6 projects awarded share of £13m industrial strategy challenge fund

Innovate UK and UK Research and Innovation (UKRI) have announced 6 projects to receive a share of £13m as part of the industrial strategy challenge fund.

The projects focus on cancer, liver and bowel health, and will use AI to bring together and better interpret data from multiple sources, aiming to improve diagnoses and treatments.

The projects are:

  • The integration of genomics and digital pathology data using artificial intelligence to identify patients who can be spared toxic chemotherapy, as well as those that can benefit from more intensive treatments, improving the outcomes and quality of life for these patients. The project, called Actioned, will be led by Queen’s University Belfast.
  • A University of Cambridge project which will help to diagnose oesophageal cancer, which has increased 6-fold since the 1990s. Just 15% of people will survive for five years or more – often because it’s diagnosed too late.  Barrett’s oesophagus, a condition that can turn into cancer of the oesophagus, is more common in patients who suffer with heartburn. By using a new test the project aims to diagnose up to 50% of cases of oesophageal cancer earlier, leading to improvements in survival, quality of life and economic benefits for the NHS.
  • Bowel cancer is the 2nd biggest killer among cancer-related deaths in the UK. A project, led by the University of Glasgow, will use cutting-edge technology and new data to develop a tool to more accurately predict which patients with pre-cancerous growths in their bowels, called polyps, will develop further polyps. This tool will improve patient care, by identifying polyps early and allowing them to be removed before they become cancer, reduce unnecessary colonoscopies and reduce costs for the NHS and the UK.
  • University of Manchester and Manchester University NHS Foundation Trust- when liver scarring, which affects up to 4 in ten people, can lead to complete liver failure. Current tests pick up advanced scarring but don’t pinpoint early disease or those patients who are destined for much worse. The project will use software to come up with much better, much earlier answers.
  • A project, led by technology company Motilent, to more effectively manage Crohn’s disease, a painful, lifelong, inflammatory condition affecting 180,000 people in the UK. Drugs can quickly control and suppress the inflammation but have a 60% failure rate which can lead to further, irreversible damage to a patient’s bowel.

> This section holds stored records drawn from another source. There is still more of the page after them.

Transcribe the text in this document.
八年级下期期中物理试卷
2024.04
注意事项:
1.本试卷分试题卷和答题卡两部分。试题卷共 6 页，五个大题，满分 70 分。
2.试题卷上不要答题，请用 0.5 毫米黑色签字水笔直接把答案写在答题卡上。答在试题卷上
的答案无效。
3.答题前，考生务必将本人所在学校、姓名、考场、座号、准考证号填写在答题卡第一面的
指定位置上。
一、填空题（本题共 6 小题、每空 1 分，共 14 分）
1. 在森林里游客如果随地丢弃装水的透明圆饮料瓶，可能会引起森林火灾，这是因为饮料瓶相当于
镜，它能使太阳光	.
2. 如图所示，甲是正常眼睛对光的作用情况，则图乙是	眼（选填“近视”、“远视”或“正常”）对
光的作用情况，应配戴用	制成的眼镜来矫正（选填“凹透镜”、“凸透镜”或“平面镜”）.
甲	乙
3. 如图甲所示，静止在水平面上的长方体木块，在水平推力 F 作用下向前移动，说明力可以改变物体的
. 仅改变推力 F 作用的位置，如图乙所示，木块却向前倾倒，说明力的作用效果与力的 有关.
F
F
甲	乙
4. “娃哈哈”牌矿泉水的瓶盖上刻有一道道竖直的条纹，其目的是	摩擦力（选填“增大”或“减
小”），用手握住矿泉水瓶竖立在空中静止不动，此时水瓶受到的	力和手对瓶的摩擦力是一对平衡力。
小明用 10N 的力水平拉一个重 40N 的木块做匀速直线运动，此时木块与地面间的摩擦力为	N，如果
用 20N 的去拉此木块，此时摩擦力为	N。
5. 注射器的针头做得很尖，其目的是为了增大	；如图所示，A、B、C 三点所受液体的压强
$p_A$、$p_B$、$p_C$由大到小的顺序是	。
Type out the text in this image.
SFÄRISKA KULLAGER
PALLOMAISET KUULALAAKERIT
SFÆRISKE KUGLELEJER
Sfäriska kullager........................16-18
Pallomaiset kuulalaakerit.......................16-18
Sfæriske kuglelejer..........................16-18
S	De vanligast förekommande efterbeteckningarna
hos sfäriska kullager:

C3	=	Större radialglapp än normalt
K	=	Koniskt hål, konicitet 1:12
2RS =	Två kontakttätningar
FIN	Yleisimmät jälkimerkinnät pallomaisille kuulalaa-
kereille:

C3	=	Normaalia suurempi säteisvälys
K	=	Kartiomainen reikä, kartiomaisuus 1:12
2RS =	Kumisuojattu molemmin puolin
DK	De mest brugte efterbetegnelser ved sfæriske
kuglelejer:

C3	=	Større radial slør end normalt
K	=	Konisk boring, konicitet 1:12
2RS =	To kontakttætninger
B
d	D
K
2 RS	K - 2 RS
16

The project is designed to more accurately predict when to start and stop drug use by combining magnetic resonance imaging and artificial intelligence and is being developed in partnership with University College London, University of Nottingham and Great Ormond Street Children’s Hospital.
  • A project that aims to improve survival rates in people with lung cancer, led by Oxford University. Lung cancer kills more people in the UK than any other cancer. Both projects will bring together existing work being done by the NHS, universities, cancer charities, diagnostic and digital health companies to integrate the best of digital imaging, pathology, and protein and genetic analysis.